We think that the decision of the Board of Tax Appeals must be affirmed. It is true, as the taxpayer contends, and the Board found, that there is no evidence to show that the issuance and redemption of the stock were conceived in the beginning as parts of a single plan to distribute surplus, which otherwise would be paid to the stockholder in the form of dividends, but, as the Board correctly said, this is not the only test for determining whether a distribution of corporate funds falls within section 201 (g) of the act. The Board said: "But the search for a relationship between the issuance of the stock and its redemption, evidencing a continuing, unified plan to distribute surplus, is not the sole test to which a distribution, coupled with a redemption, may be subjected, and it may fall within the statute even in the absence of those elements. The statute invites scrutiny to the time and manner of the cancellation or redemption of stock. It makes no requirement that the issuance and redemption be related; indeed, under its terms, the manner of the issuance (whether or not as a dividend) is not material. Consequently, we must also scrutinize the redemption and distribution with respect to the time and manner when they occur, and the circumstances surrounding them at that time. With that in mind, it is quite apparent that a redemption and distribution may fall within the statute although, at the time the stock was issued, there was no intention to later redeem it as a means of surplus distribution, no plan to avail of such method as a device by which to circumvent the usual tax upon dividends. Thus a stock originally issued, either for payment or as a dividend, as a part of the financial plan of the corporation may be used afterward for the ends sought to be prevented by this section of the statute."

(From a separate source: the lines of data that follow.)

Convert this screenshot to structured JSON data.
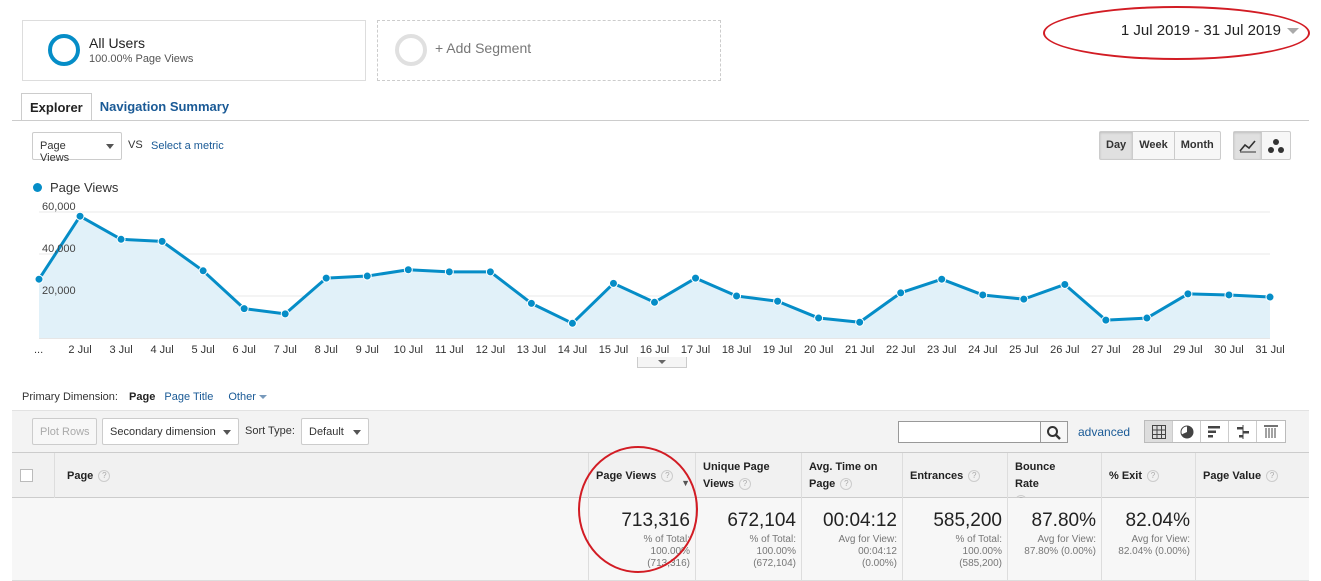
{
  "segments": {
    "all_users": {
      "title": "All Users",
      "subtitle": "100.00% Page Views"
    },
    "add_segment": "+ Add Segment"
  },
  "date_range": "1 Jul 2019 - 31 Jul 2019",
  "tabs": [
    "Explorer",
    "Navigation Summary"
  ],
  "metric_selector": {
    "value": "Page Views",
    "vs": "VS",
    "select_metric": "Select a metric"
  },
  "granularity": [
    "Day",
    "Week",
    "Month"
  ],
  "chart_data": {
    "type": "line",
    "series": [
      {
        "name": "Page Views",
        "values": [
          28000,
          58000,
          47000,
          46000,
          32000,
          14000,
          11500,
          28500,
          29500,
          32500,
          31500,
          31500,
          16500,
          7000,
          26000,
          17000,
          28500,
          20000,
          17500,
          9500,
          7500,
          21500,
          28000,
          20500,
          18500,
          25500,
          8500,
          9500,
          21000,
          20500,
          19500
        ]
      }
    ],
    "categories": [
      "...",
      "2 Jul",
      "3 Jul",
      "4 Jul",
      "5 Jul",
      "6 Jul",
      "7 Jul",
      "8 Jul",
      "9 Jul",
      "10 Jul",
      "11 Jul",
      "12 Jul",
      "13 Jul",
      "14 Jul",
      "15 Jul",
      "16 Jul",
      "17 Jul",
      "18 Jul",
      "19 Jul",
      "20 Jul",
      "21 Jul",
      "22 Jul",
      "23 Jul",
      "24 Jul",
      "25 Jul",
      "26 Jul",
      "27 Jul",
      "28 Jul",
      "29 Jul",
      "30 Jul",
      "31 Jul"
    ],
    "y_ticks": [
      "20,000",
      "40,000",
      "60,000"
    ],
    "ylim": [
      0,
      60000
    ],
    "grid": true,
    "color": "#058dc7",
    "fill": "#e1f1f9"
  },
  "primary_dimension": {
    "label": "Primary Dimension:",
    "current": "Page",
    "options": [
      "Page Title",
      "Other"
    ]
  },
  "toolbar": {
    "plot_rows": "Plot Rows",
    "secondary_dimension": "Secondary dimension",
    "sort_type_label": "Sort Type:",
    "sort_type_value": "Default",
    "advanced": "advanced"
  },
  "table": {
    "columns": {
      "page": "Page",
      "page_views": "Page Views",
      "unique_page_views": "Unique Page Views",
      "avg_time": "Avg. Time on Page",
      "entrances": "Entrances",
      "bounce_rate": "Bounce Rate",
      "exit": "% Exit",
      "page_value": "Page Value"
    },
    "totals": {
      "page_views": {
        "value": "713,316",
        "l1": "% of Total:",
        "l2": "100.00%",
        "l3": "(713,316)"
      },
      "unique_page_views": {
        "value": "672,104",
        "l1": "% of Total:",
        "l2": "100.00%",
        "l3": "(672,104)"
      },
      "avg_time": {
        "value": "00:04:12",
        "l1": "Avg for View:",
        "l2": "00:04:12",
        "l3": "(0.00%)"
      },
      "entrances": {
        "value": "585,200",
        "l1": "% of Total:",
        "l2": "100.00%",
        "l3": "(585,200)"
      },
      "bounce_rate": {
        "value": "87.80%",
        "l1": "Avg for View:",
        "l2": "87.80% (0.00%)"
      },
      "exit": {
        "value": "82.04%",
        "l1": "Avg for View:",
        "l2": "82.04% (0.00%)"
      }
    }
  },
  "annotation_color": "#d21c24"
}
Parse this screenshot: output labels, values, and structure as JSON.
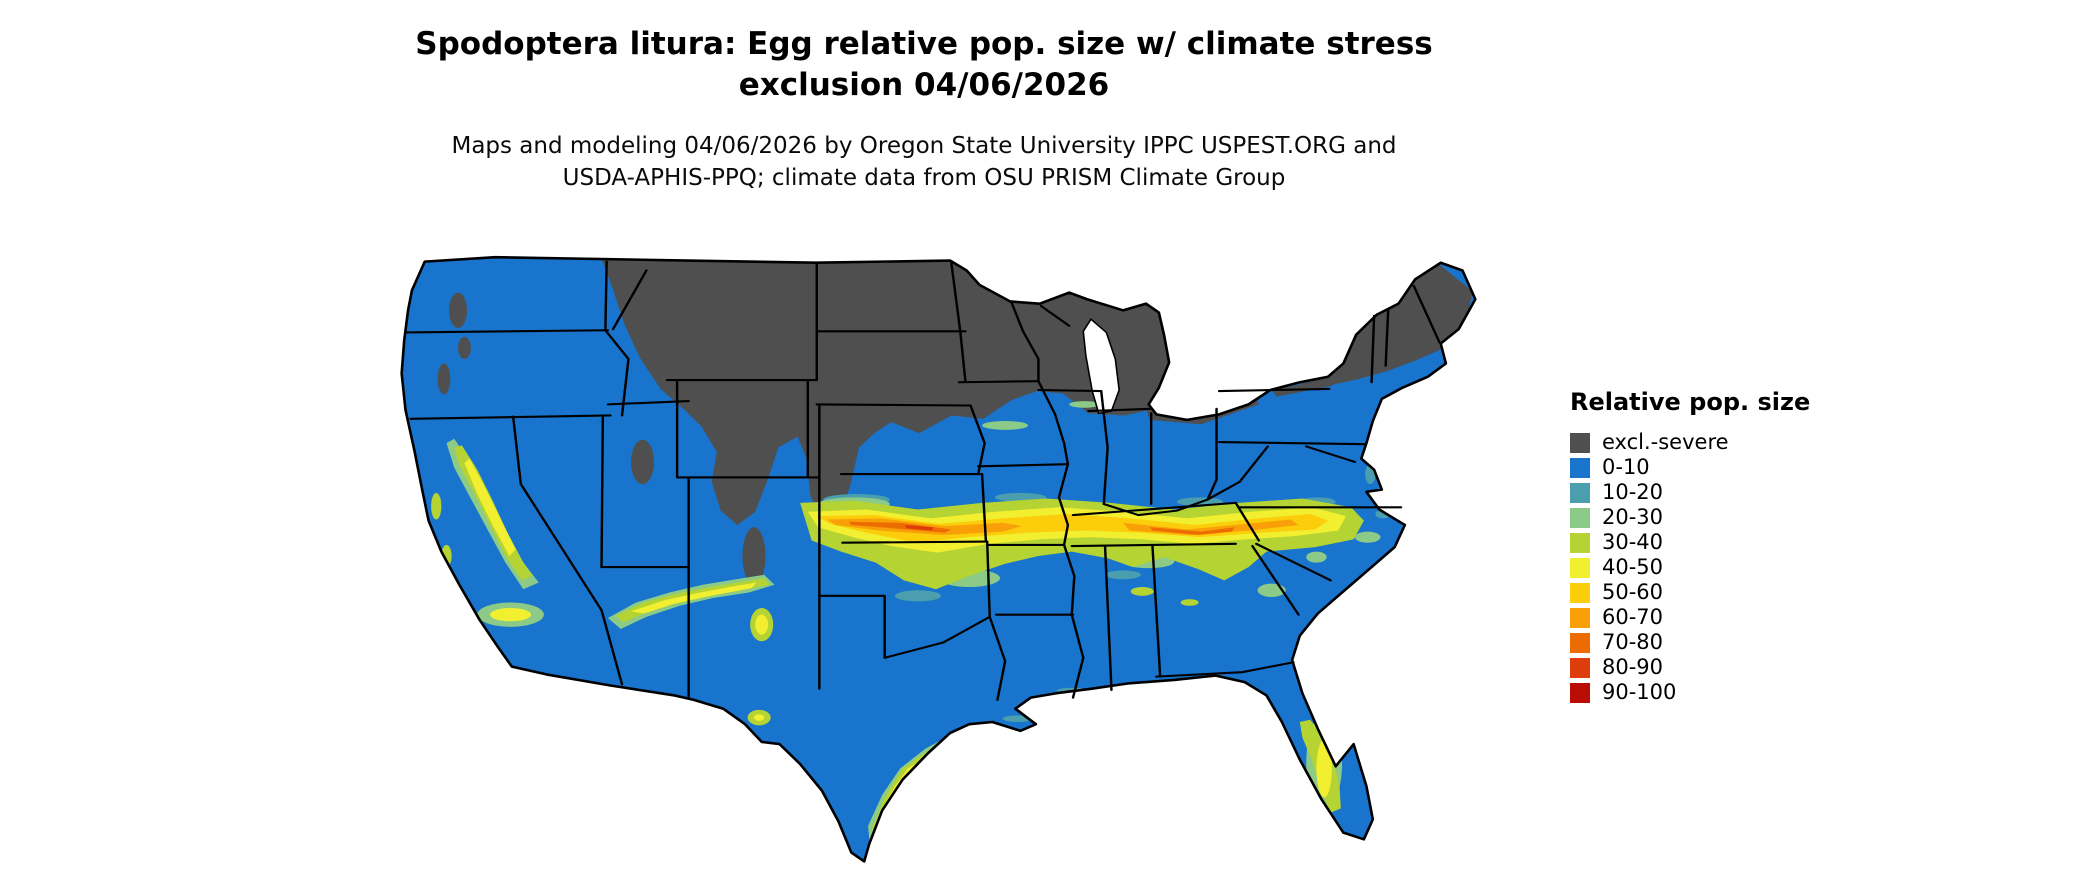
{
  "title": {
    "line1": "Spodoptera litura: Egg relative pop. size w/ climate stress",
    "line2": "exclusion 04/06/2026"
  },
  "subtitle": {
    "line1": "Maps and modeling 04/06/2026 by Oregon State University IPPC USPEST.ORG and",
    "line2": "USDA-APHIS-PPQ; climate data from OSU PRISM Climate Group"
  },
  "legend": {
    "title": "Relative pop. size",
    "items": [
      {
        "label": "excl.-severe",
        "color": "#4f4f4f"
      },
      {
        "label": "0-10",
        "color": "#1874cd"
      },
      {
        "label": "10-20",
        "color": "#4a9eae"
      },
      {
        "label": "20-30",
        "color": "#8ccb87"
      },
      {
        "label": "30-40",
        "color": "#b5d333"
      },
      {
        "label": "40-50",
        "color": "#f2ef30"
      },
      {
        "label": "50-60",
        "color": "#fccd0a"
      },
      {
        "label": "60-70",
        "color": "#f9a008"
      },
      {
        "label": "70-80",
        "color": "#ed6c01"
      },
      {
        "label": "80-90",
        "color": "#dd3d0a"
      },
      {
        "label": "90-100",
        "color": "#b80c05"
      }
    ]
  },
  "chart_data": {
    "type": "heatmap",
    "title": "Spodoptera litura: Egg relative pop. size w/ climate stress exclusion 04/06/2026",
    "subtitle": "Maps and modeling 04/06/2026 by Oregon State University IPPC USPEST.ORG and USDA-APHIS-PPQ; climate data from OSU PRISM Climate Group",
    "map_area": "Contiguous United States",
    "legend_title": "Relative pop. size",
    "legend_position": "right",
    "categories": [
      "excl.-severe",
      "0-10",
      "10-20",
      "20-30",
      "30-40",
      "40-50",
      "50-60",
      "60-70",
      "70-80",
      "80-90",
      "90-100"
    ],
    "colors": [
      "#4f4f4f",
      "#1874cd",
      "#4a9eae",
      "#8ccb87",
      "#b5d333",
      "#f2ef30",
      "#fccd0a",
      "#f9a008",
      "#ed6c01",
      "#dd3d0a",
      "#b80c05"
    ]
  }
}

It is obvious that, in order to determine whether a redemption of stock by a distribution of the assets of the corporation falls within the purview of section 201 (g), it is necessary to ascertain whether the redemption takes place at such time and in such a manner as to make it equivalent to the distribution of a taxable dividend. The Board dealt with this question in the following language: "In the case at bar there is no proof of the existence of a relation between the issuance and redemption of the preferred stock evidencing a continuing, unified plan to distribute surplus, nor can we, as respondent urges, reasonably infer its existence from the facts before us, but scrutiny of the time and manner of the redemption or cancellation (in this case, both) of the stock convinces us that they, and the resultant distribution, were essentially equivalent to a taxable dividend. The preferred stock was redeemed at a time when it was supplanted (simultaneously) by an issue of common stock in like amount. Consequently, the company's liability upon its outstanding capital stock was unchanged in amount. The manner of its redemption was by payment in cash, as was the manner of the distribution. The time of the distribution was when the substitution of stock classes occurred and when the company had a substantial amount of accumulated undivided earnings, available, so far as this record discloses, for distribution. In our opinion, this case falls fully within the provisions of section 201 (g) and the cancellation and redemption of stock and the distribution to the stockholders are precisely of the sort the Congress intended this section of the statute to control; an opinion which finds support in the committee discussions, prior to enactment, concerning the wording of the section."
The facts, which were stipulated, amply support this conclusion of the Board.
For the reasons stated, the decision of the Board will be affirmed.